Wholey cow! While eating this amazing meal both my husband and I agreed that this entire meal is so delicious, it is worthy of serving to guests. Our older daughter loved the "fish wrapped in bacon" as well as the pesto potatoes and green beans.  What a hit this meal was, a definite to keep in the rotation.  Thank you Ellie!


prosciutto-wrapped cod ~this recipe is from Ellie Krieger's cookbook,So Easy
4 6-ounce cod fillets
salt 
pepper
4 or more slices of prosciutto (you may need more depending on the size of the cod you are wrapping)
1 T. extra-virgin olive oil


Place fish on a paper towel to absorb any moisture.  Season both sides with salt and pepper then wrap one or two slices of prosciutto around each piece of cod.   
Add olive oil to non stick skillet and preheat it over medium heat.
Add the fish fillets and cook until the proscuitto is crisp and the cod is cooked through, approximately 3-4 minutes per side.
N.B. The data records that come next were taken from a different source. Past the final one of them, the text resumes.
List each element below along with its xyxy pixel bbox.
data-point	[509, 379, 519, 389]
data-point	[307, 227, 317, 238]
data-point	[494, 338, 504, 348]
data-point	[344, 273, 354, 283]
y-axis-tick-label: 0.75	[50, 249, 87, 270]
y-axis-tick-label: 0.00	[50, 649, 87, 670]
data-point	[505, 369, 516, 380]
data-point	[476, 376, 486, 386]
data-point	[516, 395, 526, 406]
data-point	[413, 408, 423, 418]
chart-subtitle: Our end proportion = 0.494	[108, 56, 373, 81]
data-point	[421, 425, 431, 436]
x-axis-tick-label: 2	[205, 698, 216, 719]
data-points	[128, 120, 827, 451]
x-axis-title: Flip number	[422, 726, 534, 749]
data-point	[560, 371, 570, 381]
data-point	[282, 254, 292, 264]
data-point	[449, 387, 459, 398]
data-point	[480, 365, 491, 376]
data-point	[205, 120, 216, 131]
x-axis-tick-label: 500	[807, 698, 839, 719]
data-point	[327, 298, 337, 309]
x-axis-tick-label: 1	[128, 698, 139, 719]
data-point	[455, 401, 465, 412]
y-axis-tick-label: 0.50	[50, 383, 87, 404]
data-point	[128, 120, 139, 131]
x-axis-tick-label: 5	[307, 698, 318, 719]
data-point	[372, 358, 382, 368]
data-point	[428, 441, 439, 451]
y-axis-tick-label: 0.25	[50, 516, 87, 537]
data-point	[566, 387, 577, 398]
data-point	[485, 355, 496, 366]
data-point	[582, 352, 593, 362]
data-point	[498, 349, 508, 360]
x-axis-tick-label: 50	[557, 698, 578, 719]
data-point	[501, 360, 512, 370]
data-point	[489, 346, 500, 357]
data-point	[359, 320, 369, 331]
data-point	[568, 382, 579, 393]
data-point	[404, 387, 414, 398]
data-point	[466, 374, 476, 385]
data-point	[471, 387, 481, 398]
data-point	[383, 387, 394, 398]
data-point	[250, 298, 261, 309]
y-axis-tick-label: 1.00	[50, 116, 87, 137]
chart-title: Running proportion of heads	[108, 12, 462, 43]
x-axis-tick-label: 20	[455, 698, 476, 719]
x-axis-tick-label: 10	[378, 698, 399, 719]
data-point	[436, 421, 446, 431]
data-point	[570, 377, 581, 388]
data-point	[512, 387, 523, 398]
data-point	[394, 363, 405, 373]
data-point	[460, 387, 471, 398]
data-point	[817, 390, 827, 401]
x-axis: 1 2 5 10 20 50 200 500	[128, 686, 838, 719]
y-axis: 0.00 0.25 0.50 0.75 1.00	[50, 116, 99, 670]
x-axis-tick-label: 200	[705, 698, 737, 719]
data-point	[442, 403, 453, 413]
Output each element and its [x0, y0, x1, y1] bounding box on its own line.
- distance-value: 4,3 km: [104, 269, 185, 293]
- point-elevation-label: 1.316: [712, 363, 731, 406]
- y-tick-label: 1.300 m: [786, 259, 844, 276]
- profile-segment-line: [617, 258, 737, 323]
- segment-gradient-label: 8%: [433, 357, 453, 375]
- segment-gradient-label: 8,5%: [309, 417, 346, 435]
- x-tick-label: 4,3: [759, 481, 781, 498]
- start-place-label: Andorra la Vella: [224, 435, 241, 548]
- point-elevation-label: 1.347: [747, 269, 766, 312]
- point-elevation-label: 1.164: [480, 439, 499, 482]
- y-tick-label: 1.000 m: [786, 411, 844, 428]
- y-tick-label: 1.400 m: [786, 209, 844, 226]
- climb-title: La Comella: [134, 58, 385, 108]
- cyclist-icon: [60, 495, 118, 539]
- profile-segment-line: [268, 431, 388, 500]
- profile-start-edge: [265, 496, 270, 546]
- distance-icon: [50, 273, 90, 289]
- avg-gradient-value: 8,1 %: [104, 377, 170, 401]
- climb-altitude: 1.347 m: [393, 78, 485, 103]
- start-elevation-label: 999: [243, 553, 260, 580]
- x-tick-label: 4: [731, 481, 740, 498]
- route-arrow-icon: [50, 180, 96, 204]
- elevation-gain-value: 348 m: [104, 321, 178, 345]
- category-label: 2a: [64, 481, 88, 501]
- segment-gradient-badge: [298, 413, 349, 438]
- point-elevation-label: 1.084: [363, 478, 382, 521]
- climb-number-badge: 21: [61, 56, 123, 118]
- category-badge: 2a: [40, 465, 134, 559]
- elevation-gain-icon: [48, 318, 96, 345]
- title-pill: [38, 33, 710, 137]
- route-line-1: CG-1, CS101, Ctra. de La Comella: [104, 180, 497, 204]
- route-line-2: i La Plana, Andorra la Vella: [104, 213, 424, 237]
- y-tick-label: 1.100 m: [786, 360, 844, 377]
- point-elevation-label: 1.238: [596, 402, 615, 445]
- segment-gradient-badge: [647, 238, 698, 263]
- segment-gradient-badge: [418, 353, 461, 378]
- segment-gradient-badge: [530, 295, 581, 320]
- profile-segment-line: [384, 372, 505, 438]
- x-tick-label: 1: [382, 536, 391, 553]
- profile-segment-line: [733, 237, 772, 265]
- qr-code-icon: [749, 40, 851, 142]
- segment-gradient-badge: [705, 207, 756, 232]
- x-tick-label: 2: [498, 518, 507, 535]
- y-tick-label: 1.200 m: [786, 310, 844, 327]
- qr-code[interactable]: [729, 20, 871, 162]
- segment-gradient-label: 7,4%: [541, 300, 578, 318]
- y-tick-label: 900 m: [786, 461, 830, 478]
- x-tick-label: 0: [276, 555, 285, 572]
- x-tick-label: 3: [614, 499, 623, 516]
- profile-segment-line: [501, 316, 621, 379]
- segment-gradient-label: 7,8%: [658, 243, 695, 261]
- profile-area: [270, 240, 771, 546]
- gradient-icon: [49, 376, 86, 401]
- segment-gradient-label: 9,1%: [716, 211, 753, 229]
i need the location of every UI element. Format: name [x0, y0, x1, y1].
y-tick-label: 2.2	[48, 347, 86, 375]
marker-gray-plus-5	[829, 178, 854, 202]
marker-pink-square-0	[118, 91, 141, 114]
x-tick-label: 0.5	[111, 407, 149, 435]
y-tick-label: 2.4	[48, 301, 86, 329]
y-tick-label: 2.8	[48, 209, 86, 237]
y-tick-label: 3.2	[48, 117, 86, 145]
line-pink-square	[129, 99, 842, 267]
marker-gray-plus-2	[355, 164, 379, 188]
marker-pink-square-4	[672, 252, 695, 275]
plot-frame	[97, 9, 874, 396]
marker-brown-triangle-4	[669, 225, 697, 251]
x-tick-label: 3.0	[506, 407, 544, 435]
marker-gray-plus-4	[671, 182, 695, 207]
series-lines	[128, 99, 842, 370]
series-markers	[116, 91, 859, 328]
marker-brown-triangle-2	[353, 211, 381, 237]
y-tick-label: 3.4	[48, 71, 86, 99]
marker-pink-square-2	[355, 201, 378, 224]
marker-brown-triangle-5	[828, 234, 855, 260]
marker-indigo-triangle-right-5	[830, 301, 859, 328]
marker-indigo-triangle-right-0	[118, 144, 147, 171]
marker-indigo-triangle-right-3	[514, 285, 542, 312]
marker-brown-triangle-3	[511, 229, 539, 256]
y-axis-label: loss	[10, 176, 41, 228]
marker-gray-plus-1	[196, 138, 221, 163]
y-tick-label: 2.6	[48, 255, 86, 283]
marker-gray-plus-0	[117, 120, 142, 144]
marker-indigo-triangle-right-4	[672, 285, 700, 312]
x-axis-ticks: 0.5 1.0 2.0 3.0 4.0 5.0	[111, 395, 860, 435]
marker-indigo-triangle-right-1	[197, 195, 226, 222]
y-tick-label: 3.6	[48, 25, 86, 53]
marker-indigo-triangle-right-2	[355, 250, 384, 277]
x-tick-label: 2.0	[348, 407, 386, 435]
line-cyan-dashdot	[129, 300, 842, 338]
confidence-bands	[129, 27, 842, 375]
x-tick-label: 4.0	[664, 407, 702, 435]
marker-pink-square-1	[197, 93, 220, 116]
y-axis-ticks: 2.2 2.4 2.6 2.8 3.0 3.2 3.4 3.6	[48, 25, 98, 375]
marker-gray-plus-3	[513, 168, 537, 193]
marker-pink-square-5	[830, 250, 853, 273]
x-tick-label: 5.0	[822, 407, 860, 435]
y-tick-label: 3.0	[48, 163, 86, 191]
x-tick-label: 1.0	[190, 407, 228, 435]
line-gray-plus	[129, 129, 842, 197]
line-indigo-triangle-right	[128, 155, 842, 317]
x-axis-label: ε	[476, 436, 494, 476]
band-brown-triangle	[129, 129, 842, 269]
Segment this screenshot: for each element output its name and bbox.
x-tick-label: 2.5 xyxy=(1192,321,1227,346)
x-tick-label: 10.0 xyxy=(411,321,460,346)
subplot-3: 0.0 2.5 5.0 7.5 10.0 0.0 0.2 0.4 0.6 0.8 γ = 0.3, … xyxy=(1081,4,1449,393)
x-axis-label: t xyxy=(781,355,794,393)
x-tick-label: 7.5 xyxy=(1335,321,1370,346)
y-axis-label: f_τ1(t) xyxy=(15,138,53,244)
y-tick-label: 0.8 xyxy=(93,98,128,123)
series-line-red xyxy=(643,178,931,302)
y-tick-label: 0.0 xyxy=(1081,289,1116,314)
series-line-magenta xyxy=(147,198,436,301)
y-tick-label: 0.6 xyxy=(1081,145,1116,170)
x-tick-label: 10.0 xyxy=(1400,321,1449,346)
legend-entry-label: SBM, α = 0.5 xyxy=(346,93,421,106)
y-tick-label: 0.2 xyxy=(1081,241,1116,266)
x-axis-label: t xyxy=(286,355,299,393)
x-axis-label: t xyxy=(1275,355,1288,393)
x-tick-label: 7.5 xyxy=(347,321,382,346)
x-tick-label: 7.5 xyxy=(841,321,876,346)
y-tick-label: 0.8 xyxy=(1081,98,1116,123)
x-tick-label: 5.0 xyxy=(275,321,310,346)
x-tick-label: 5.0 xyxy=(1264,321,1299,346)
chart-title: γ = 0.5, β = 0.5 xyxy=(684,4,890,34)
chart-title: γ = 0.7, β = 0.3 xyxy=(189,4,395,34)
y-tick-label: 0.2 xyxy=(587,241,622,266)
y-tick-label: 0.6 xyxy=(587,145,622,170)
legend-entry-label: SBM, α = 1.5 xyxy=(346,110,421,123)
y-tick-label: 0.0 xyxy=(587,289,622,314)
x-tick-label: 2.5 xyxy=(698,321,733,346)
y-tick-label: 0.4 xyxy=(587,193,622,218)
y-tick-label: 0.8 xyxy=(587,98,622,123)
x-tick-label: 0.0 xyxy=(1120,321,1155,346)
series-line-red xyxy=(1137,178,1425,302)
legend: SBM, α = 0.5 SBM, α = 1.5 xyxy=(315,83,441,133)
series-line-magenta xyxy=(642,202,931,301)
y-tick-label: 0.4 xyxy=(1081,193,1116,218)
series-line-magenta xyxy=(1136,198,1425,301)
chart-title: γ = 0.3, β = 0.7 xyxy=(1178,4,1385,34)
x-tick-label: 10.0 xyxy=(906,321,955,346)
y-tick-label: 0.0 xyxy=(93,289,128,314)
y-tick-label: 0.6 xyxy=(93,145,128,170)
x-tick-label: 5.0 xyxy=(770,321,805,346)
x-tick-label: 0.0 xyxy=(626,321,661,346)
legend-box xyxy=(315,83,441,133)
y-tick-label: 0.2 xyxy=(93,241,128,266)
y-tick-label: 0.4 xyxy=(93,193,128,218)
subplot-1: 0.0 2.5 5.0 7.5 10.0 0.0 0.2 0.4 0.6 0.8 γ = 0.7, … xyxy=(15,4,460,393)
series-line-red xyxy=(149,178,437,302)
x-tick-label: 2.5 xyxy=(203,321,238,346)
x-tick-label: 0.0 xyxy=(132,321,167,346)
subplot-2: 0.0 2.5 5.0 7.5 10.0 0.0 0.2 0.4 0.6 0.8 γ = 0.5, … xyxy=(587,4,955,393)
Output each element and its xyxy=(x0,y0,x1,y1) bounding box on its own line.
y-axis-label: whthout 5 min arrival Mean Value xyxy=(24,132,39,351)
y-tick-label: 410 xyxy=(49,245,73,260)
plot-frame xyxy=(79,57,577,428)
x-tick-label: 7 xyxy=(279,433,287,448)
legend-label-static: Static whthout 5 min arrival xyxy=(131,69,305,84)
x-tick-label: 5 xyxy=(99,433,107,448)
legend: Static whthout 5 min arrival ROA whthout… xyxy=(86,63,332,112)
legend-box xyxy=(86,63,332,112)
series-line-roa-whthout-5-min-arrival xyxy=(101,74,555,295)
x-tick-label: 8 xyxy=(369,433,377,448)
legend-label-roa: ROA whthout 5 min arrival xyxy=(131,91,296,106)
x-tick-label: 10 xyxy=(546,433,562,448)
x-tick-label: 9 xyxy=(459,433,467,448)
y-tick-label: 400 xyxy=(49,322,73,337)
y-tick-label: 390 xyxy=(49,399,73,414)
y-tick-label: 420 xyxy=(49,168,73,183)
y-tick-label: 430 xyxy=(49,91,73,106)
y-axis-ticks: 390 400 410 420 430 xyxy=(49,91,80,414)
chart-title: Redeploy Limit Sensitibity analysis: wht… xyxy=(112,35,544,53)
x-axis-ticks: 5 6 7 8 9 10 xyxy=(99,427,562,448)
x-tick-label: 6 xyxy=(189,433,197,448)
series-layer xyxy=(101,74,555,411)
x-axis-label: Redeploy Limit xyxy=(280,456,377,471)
pesto potatoes and green beans ~this recipe is adapted from Ellie Krieger's cookbook, So Easy
1 1/2 pounds red potatoes, or any you have on hand  (I used yellow potatoes)
1 pound of green beans, trimmed
1 1/2  cups fresh basil leaves
2/3 cup walnuts
4 garlic cloves (or less if you aren't a garlic lover)
2/3 cup olive oil
salt
pepper


In a small food processor, add the basil leaves, walnuts, garlic cloves and chop for approximately 30 seconds, or until a thick paste forms.  With the lid of the food processor on, drizzle in the olive oil through the top holes.  You can use more or less oil to your liking.  Season with salt and pepper.
(Ellie's recipe calls for store-bought pesto sauce which often contains Parmesan cheese.  If you can find a store-bought version without the cheese go for it).  I made this pesto earlier in the day which actually helped the flavors blend together more when I was ready to use it on the veggies.


Wash and cut the potatoes into 1-inch chunks.  Microwave the potatoes for approximately 6 minutes (or until they are almost cooked, slightly tender).


Place the potatoes on a roasting pan, drizzle with 2 T. olive oil and season with salt and pepper.  
Broil in the oven  for about 6 minutes, turning occasionally so they get golden brown on all sides.


Microwave the green beans in 1 T. water for approximately 2 minutes or until cooked but still crisp tender and bright green.


When the potatoes are golden brown remove from the oven and place in a serving bowl with the hot green beans.  Add 2 T. of the pesto sauce (or more to your liking) and toss together.